Net closes on forex manipulators as banks ready code of conduct

A new code of conduct is designed to flush out wrongdoers more quickly in future

Forex screen
Central bankers say that the new code should be applied across the world

Global rules for foreign exchange traders will make it easier for the authorities to root out the bad apples in the market, central bankers have said, as they seek to clean up the industry in the wake of a series of scandals.

Banks have been fined a total of more than £6bn so far by British and US regulators for manipulating foreign exchange benchmarks – the prices on which large numbers of trades in the $5.3 trillion-per-day market are based.

Banks also face private actions from customers and investors who believe they were ripped off by the banks’ behaviour.

Despite this apparently tough regulatory action, officials are still unhappy with the current state of play, as it took more than a decade for some of this activity to come to light – the fines relate to activity dating back to as long ago as 2003.

Banks have paid out for forex manipulation by traders

Central bankers say that the new code should be applied across the world and will make it easier to spot wrongdoers.

“The identification of poor behaviour sooner rather than later will be one measure of success,” said Guy Debelle from the Reserve Bank of Australia, who is headling up the working group overseeing the code's roll-out.

“Another metric of success will be improved confidence within the industry. There is a fairly clear lack of confidence, a lack of trust when financial markets ultimately rely on trust to function effectively, and the absence of that trust is impairing the correct functioning of the market."

Central bankers from the biggest 15 foreign exchange markets around the world are working on the code and are liaising with smaller financial centres in a bid to ensure the new guidelines have global clout. They expect the code to be ready by May 2017, though they also plan for it to change over time as markets develop.

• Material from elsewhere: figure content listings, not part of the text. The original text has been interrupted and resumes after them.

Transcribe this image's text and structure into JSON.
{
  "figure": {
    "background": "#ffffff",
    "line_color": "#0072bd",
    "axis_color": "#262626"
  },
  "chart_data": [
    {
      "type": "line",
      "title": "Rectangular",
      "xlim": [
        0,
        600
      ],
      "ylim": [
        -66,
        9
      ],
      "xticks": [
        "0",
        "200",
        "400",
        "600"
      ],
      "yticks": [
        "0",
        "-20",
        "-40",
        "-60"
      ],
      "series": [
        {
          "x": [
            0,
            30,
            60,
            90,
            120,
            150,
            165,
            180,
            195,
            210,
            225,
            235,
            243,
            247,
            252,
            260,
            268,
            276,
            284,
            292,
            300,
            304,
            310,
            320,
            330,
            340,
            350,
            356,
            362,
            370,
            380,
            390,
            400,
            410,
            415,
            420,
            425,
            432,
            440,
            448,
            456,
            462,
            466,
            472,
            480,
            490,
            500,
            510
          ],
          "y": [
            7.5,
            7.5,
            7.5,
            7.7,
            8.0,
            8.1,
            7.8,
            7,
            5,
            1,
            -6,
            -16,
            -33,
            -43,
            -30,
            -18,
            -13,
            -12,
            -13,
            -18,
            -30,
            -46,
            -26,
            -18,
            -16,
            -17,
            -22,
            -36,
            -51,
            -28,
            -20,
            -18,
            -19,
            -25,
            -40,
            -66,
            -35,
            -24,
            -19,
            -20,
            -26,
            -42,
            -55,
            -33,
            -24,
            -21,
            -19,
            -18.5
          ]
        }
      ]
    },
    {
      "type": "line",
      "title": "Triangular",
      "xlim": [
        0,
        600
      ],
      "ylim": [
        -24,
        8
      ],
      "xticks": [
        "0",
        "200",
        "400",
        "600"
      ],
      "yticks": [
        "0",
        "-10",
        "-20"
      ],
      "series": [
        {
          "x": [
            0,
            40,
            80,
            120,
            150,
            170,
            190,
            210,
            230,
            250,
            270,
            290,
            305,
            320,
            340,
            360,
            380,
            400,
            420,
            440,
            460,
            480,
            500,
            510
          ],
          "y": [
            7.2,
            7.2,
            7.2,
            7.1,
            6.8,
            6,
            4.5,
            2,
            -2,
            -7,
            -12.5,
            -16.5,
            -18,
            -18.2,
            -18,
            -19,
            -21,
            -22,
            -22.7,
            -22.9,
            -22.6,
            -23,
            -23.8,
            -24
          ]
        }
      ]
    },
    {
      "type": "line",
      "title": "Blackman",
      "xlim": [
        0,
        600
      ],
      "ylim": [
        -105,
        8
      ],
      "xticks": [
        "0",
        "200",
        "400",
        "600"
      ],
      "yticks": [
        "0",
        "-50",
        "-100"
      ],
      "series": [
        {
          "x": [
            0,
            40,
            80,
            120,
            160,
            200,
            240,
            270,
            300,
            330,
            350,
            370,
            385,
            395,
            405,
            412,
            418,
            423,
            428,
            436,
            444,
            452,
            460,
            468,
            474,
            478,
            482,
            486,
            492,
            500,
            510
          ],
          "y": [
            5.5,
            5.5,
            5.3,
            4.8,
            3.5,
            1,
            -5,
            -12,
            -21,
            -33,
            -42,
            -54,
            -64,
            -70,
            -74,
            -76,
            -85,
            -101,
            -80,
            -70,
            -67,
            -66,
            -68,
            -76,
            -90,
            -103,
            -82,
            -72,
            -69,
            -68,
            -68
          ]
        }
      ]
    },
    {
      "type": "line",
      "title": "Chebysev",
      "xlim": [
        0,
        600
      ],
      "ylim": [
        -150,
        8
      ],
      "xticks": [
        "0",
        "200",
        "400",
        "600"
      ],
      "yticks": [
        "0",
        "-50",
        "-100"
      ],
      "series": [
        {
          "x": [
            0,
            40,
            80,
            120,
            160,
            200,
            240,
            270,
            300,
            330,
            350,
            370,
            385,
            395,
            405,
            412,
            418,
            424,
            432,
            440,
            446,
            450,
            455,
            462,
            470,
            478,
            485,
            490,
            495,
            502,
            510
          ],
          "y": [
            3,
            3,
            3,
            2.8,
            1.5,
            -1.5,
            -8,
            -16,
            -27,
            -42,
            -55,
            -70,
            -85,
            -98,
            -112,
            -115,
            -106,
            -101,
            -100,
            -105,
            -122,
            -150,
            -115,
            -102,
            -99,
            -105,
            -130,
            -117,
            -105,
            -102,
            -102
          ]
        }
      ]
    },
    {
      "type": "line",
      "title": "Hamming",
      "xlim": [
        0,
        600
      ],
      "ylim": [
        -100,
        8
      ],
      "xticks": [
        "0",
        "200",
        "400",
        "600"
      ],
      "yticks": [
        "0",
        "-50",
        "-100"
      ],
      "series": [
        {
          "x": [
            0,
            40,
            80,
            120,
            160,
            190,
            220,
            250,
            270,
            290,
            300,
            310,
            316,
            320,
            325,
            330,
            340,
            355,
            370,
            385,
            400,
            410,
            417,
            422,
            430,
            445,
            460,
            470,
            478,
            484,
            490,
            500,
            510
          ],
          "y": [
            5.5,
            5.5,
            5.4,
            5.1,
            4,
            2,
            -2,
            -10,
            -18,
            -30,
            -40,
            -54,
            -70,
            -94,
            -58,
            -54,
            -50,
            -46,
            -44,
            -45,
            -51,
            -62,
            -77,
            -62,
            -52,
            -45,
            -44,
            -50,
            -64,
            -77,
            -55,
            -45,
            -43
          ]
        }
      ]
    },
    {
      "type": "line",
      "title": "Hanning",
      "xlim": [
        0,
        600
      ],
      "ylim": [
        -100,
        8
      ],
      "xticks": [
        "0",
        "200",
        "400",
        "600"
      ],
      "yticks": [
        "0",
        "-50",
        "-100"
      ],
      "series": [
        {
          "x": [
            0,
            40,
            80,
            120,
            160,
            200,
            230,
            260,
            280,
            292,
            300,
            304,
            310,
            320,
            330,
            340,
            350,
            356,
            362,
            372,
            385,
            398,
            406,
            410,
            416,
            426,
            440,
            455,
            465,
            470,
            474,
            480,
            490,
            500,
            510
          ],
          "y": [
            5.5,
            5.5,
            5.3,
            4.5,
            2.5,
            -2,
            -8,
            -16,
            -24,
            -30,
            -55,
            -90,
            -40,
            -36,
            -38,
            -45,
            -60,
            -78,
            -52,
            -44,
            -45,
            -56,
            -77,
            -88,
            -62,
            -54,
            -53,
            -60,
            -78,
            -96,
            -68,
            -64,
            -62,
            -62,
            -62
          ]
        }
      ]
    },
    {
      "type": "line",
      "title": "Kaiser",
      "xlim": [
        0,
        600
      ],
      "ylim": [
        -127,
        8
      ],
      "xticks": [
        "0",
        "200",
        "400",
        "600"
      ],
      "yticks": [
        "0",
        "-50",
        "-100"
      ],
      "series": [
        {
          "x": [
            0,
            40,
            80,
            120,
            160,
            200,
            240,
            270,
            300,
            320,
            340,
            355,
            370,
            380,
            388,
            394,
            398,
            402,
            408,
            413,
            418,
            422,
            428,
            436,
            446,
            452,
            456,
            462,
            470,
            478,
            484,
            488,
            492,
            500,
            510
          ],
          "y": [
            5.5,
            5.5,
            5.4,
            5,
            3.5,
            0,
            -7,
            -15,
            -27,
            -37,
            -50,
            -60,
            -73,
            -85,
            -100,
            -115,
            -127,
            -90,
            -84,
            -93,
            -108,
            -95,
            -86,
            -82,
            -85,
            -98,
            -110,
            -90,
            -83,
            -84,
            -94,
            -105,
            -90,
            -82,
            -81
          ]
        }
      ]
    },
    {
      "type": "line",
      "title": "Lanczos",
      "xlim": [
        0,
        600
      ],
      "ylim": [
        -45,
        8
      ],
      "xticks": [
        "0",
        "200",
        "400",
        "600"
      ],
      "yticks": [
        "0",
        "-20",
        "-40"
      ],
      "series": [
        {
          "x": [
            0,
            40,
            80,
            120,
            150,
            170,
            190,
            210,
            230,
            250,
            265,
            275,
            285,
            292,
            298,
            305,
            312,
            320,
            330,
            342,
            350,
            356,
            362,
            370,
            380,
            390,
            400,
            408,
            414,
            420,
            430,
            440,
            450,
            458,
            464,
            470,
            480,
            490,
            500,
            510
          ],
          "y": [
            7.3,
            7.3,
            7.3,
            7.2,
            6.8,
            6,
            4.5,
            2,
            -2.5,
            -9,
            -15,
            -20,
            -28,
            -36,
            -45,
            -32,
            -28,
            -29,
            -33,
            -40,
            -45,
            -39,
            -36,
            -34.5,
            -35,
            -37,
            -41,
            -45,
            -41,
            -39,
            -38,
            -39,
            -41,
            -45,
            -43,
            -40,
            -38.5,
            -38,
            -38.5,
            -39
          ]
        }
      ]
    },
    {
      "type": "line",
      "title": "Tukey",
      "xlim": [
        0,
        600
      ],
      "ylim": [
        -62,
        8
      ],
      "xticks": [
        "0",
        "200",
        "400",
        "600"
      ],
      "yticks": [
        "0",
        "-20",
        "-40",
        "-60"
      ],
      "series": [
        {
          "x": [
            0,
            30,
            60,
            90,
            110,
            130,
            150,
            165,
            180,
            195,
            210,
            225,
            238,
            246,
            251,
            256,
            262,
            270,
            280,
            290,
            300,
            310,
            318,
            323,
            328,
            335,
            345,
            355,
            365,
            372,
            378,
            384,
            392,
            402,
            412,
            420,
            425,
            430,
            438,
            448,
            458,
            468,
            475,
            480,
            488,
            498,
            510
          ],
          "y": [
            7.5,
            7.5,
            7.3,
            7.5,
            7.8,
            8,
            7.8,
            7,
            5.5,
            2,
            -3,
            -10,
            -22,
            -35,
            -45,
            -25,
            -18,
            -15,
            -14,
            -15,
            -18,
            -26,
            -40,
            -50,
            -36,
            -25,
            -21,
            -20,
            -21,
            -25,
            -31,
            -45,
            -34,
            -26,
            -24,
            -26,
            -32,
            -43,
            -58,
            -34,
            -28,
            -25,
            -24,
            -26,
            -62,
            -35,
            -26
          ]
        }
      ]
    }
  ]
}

The exact type of punishments for any traders who break the rules has yet to be determined, as regulators and legislators in different jurisdictions will have final say over any criminal sanctions.

Chris Salmon from the Bank of England is responsible for making sure forex traders stick to the new rules

So far the UK has taken one of the toughest stances, threatening market manipulators with up to seven years in prison if they abuse their positions.

“The adherence is an intellectual challenge and probably the greatest challenge that we face,” said Mr Debelle.

The Bank of England’s executive director of markets Chris Salmon is heading up the work to ensure the code is followed by currency traders, brokers and customers.

Mr Salmon said: “We will centre a lot of the work on what we can do in the marketplace before we get to [criminal sanctions]. It is to do with embedding the code in firms' systems and controls, and creating transparency so people can monitor and demonstrate whether they are adhering to the code.”

Mr Salmon is joined by Simon Potter of the Federal Reserve Bank of New York, who is tying together the existing codes from across different countries.

A group of several dozen market participants, including banks, trading platforms and investors, is being headed up by David Puth from currency settlement service CLS.